Jesus being there means everything because he was there just the way you and I are where we are —

            as an ordinary human struggling to be faithful,

            with all the limitations any of has in knowledge or capacity.

I stress this because many Christians disempower the faith in the name of a piety that sees Jesus as a super-human person by virtue of his divine nature.

People think, “Jesus was a person, but he was also God,

            so he really knew just how things were going to turn out,

            and, in fact, it was all planned that way by God.”

It is this kind of faith that makes the world yawn at the gospel, and rightly so,

            for if it had to turn out the way it did,

            the way it turned out has very little relevance to how your life and mine might turn out.

For we certainly have to make real and risky decisions, not knowing how things will turn out,

            and, in fact, we risk a great deal in a family decisions and professional decisions,

            health care decisions and business decisions.

 

Jesus was indeed the word made flesh,

            the one in whom, as the writer to the Colossians says, the fullness of deity was pleased to dwell. 

Yet as Paul emphasized to the Philippians,

            Christ emptied himself of the divine attributes in becoming a human being, not counting equality with God a thing to be exploited.

I think all would accept that Jesus was physically and geographically limited to his body 

            just as you and I are —

Well, that limitation is a clue to the other limitations God undertook in Jesus:

                        Jesus did not know the future,

                        Jesus did not have superhuman strength,

                        Jesus did not have magical powers,

                        Jesus did not have immunity from sinning.

His life and ministry were thoroughly remarkable.

What he did, though, was not a function of his deity —

            he was divine, God with us, but in Jesus God had emptied God's self of the special abilities we often associate with God —

What Jesus did he did through being simply faithful —

            by deeply and consistently attending to the presence of God in his life,

            by being open to the Spirit's moving in his life and the life of the world.  

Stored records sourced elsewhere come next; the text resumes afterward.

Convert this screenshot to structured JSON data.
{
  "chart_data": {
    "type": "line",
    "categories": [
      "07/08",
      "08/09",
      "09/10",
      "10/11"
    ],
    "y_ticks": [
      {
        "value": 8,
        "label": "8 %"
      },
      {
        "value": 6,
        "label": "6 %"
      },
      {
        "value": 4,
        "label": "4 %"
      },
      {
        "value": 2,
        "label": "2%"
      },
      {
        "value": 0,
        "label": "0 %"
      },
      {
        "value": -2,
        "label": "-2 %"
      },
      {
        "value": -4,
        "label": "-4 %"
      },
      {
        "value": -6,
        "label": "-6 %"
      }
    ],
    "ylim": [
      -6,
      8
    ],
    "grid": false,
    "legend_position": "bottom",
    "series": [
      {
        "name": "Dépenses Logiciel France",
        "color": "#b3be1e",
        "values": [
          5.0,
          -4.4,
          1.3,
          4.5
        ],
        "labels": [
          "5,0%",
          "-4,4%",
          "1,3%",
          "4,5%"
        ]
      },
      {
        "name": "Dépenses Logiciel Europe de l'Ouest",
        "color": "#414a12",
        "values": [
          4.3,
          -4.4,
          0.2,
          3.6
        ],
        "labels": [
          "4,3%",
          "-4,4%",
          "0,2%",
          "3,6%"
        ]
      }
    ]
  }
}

Jesus healed — not because he was God but because he was faithful.

Jesus cast out demons — not because he was God but because he was faithful.

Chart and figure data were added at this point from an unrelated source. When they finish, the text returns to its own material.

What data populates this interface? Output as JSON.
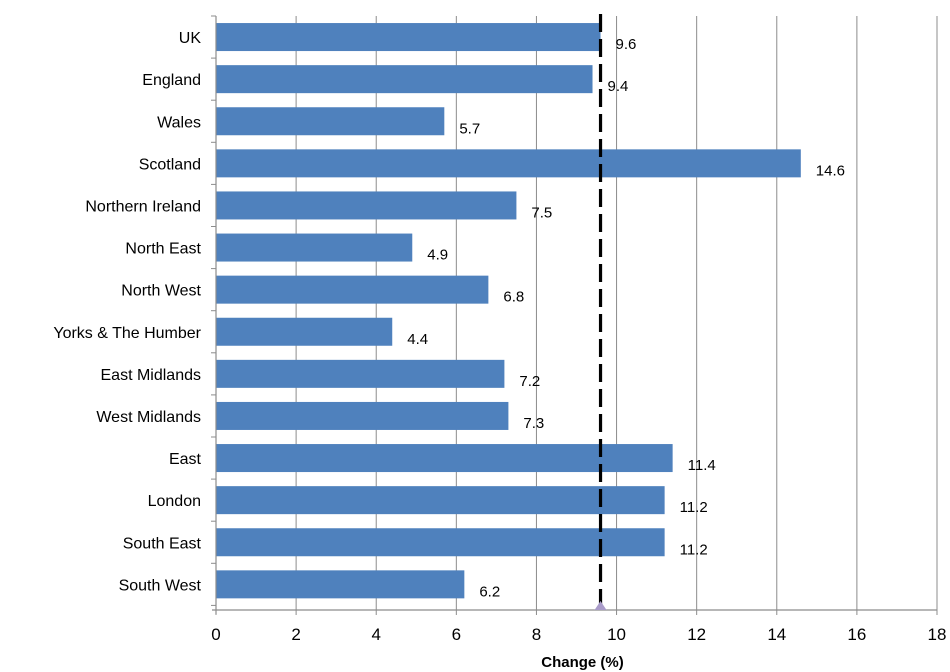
{
  "chart_data": {
    "type": "bar",
    "orientation": "horizontal",
    "categories": [
      "UK",
      "England",
      "Wales",
      "Scotland",
      "Northern Ireland",
      "North East",
      "North West",
      "Yorks & The Humber",
      "East Midlands",
      "West Midlands",
      "East",
      "London",
      "South East",
      "South West"
    ],
    "values": [
      9.6,
      9.4,
      5.7,
      14.6,
      7.5,
      4.9,
      6.8,
      4.4,
      7.2,
      7.3,
      11.4,
      11.2,
      11.2,
      6.2
    ],
    "value_labels": [
      "9.6",
      "9.4",
      "5.7",
      "14.6",
      "7.5",
      "4.9",
      "6.8",
      "4.4",
      "7.2",
      "7.3",
      "11.4",
      "11.2",
      "11.2",
      "6.2"
    ],
    "title": "",
    "xlabel": "Change (%)",
    "ylabel": "",
    "xlim": [
      0,
      18
    ],
    "x_ticks": [
      0,
      2,
      4,
      6,
      8,
      10,
      12,
      14,
      16,
      18
    ],
    "grid": "vertical",
    "reference_line": {
      "value": 9.6,
      "style": "dashed",
      "color": "#000000"
    },
    "reference_marker_color": "#a99bc9",
    "bar_color": "#4f81bd"
  }
}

Jesus taught with authority — not because he was God but because he was faithful.

Jesus was sinless — not because he was God but because he was faithful. 

 

God risked all — including the very nature of God as good —

            in becoming a vulnerable, limited human being.

God risked all on the simple faithfulness of that one human being. 

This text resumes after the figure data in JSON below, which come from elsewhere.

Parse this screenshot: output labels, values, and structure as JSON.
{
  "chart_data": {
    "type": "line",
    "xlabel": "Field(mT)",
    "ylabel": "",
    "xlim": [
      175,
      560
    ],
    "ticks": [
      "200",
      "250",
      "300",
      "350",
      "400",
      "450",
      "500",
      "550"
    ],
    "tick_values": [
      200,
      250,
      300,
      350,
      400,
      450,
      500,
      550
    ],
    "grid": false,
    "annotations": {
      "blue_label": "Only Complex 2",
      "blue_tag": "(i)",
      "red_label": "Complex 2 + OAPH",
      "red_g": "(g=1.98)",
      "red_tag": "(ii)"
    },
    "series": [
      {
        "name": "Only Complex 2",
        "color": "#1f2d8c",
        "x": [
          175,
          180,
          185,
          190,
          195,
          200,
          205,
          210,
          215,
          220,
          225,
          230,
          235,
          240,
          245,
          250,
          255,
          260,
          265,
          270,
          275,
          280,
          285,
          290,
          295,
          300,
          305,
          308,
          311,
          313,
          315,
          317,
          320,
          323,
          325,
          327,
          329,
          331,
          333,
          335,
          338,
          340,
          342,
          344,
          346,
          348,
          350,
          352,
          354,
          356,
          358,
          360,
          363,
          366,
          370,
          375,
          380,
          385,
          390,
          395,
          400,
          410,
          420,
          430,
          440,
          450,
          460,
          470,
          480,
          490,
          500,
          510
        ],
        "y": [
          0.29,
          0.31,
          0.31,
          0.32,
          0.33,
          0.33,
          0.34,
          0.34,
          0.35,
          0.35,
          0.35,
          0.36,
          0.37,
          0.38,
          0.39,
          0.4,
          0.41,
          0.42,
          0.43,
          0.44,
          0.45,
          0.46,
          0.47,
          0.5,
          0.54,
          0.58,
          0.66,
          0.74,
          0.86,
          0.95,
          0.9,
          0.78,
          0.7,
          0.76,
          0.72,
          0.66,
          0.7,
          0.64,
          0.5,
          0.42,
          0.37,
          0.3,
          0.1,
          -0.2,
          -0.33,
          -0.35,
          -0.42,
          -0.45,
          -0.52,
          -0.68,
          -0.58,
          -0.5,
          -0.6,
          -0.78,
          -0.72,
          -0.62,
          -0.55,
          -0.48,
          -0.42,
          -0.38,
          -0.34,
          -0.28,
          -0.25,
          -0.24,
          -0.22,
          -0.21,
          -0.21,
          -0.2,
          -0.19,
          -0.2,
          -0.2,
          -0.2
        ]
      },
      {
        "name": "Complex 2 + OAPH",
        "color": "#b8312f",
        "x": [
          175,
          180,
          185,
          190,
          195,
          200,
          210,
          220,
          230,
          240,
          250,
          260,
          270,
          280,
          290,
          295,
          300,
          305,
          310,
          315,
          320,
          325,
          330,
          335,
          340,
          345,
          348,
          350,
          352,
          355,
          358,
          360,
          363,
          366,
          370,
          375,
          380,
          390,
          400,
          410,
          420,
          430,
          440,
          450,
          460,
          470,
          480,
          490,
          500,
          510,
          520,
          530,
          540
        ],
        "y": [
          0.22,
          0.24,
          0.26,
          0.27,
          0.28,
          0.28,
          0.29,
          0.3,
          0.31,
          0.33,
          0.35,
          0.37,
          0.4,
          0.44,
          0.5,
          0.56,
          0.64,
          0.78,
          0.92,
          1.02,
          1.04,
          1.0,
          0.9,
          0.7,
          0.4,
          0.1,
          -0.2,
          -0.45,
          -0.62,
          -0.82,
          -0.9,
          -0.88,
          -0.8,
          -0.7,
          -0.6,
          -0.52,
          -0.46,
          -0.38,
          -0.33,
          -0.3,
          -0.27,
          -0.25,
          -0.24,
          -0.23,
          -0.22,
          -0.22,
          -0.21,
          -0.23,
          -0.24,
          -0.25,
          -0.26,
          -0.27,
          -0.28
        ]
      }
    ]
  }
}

Those were the stakes in the drama on the Friday we call Good —

            that is why the drams is so mesmerizing. 

 

Behold the man!  Behold your God!

In Good Friday’s double exposure both images are full images,

            not partial or obscured.

The human is fully human.

The god is fully God. 

In the cross of Christ we see the full exposure of Emmanuel, God with us,

            in all the tender compassion of God for the world and for each one of us.

In the cross of Christ we see the full exposure of what it means to be human,

            what it means to be fully human in suffering,

            what it means to be perfectly human in faithfulness.

We see both the human face of God and the godly face of humanity.  

           

 Communities all over the world are united in this drama today —

            Pentecostal Christians in Russia,

            Roman Catholic Christians in Latin America

            Protestant Christians in India,

            Anglican Christians in Britain,

            Indigenous Church Christians in Africa,

            and, quite unusually, this year Orthodox Christians the world over share with us the dates of Good Friday and Easter. 

 

All of us, as St. John suggests, look on him whom we have pierced.

In so looking,we are pierced, and we mourn.

Yet as we look on this one, we know that we are saved.